PoS: update snapshots.md

hsutaiyu · hsutaiyu · commit 50d71602bb75 · 2024-07-31T22:57:27.000+04:00
- Update for community snapshot as primary method
- Remove old Polygon snapshot platform
diff --git a/docs/pos/how-to/snapshots.md b/docs/pos/how-to/snapshots.md
@@ -6,204 +6,37 @@ When setting up a new sentry, validator, or full node server, it is recommended
 
 ## Community snapshots
 
-### Amoy and beyond
+Polygon PoS has transitioned to a community-driven model for snapshots. Active community members now contribute to provide snapshots.

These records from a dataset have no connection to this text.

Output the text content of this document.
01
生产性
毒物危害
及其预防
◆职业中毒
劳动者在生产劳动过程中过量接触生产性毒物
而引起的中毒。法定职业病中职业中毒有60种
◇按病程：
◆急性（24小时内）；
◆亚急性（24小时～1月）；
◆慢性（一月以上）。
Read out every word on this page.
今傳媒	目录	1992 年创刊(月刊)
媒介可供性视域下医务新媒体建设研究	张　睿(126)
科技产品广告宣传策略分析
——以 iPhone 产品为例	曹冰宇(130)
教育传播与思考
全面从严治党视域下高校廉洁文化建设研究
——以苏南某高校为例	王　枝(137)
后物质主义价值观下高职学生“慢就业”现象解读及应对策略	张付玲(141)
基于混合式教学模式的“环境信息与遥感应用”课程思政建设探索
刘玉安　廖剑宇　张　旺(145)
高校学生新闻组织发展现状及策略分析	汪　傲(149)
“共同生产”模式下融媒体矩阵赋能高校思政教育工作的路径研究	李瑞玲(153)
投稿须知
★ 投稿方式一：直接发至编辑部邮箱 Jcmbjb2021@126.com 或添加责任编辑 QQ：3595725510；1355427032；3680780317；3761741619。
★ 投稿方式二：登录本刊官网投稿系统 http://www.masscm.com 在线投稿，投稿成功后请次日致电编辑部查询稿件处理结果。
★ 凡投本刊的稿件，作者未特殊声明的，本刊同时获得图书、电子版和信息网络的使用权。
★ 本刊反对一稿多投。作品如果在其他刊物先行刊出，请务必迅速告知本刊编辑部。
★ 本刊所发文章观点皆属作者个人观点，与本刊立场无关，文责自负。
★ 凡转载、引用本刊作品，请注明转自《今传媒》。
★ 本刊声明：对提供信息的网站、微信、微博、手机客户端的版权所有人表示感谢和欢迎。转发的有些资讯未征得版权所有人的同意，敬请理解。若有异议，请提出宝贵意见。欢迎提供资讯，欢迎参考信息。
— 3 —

Some of these members include:
 
-With the [deprecation of the Mumbai testnet](https://forum.polygon.technology/t/pos-tooling-after-mumbai-deprecation-no-action-required/13740), Polygon PoS is transitioning to a community-driven model for snapshots. Active validators such as Vault Staking, Stakepool, StakeCraft, and Girnaar Nodes will now provide these snapshots. For future community snapshots on the Sepolia-anchored Amoy testnet, visit [All4nodes.io](https://all4nodes.io/Polygon), an aggregator for Polygon community snapshots.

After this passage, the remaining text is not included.